Federated credentials make that model stronger by removing a common source of failure: stored secrets that expire, leak, or quietly become someone else’s problem.
Logan POV: the best infrastructure improvements are the ones nobody notices — because nothing breaks.
Final thought
Microsoft Graph email is the right direction for D365 Finance & Operations customers using Microsoft 365. It aligns better with modern authentication, avoids the limitations of SMTP, and supports business-critical email processes across finance and operations.
Using federated credentials makes the design even cleaner. Instead of storing a client secret in D365, the environment authenticates through a trust relationship with Microsoft Entra ID. That reduces credential maintenance, improves security posture, and removes one more “we should probably rotate that” item from the admin calendar.
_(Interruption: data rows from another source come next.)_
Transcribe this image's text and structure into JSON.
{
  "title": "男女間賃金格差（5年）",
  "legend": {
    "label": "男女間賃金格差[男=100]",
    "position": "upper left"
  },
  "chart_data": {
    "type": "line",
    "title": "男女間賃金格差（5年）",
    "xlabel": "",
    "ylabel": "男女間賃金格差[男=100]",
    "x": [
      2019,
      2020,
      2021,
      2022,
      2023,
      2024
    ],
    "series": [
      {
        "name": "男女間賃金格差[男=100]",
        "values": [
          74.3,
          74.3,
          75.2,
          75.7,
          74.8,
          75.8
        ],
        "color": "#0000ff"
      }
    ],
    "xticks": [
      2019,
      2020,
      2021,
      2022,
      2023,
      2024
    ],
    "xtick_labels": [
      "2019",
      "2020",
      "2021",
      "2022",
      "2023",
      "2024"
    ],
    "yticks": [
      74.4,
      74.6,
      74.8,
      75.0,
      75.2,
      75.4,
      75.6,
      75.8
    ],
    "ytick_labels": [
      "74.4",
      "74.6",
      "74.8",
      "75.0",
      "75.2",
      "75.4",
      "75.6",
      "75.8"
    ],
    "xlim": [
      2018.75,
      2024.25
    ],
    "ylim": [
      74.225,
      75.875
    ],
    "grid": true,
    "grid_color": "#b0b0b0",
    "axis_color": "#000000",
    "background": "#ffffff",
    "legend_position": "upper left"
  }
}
The setup is not difficult, but it does require precision:
- Create the app registration
- Grant Mail.Send and admin consent
- Configure the federated credential correctly
- Populate D365 Microsoft Graph settings
- Enable Graph as the provider
- Test delivery
- Monitor Email history
Do that well, and email becomes what it should be: quiet, reliable infrastructure.
Which is exactly how email should behave: boring, dependable, and absolutely not the reason your workflow approvals are stuck.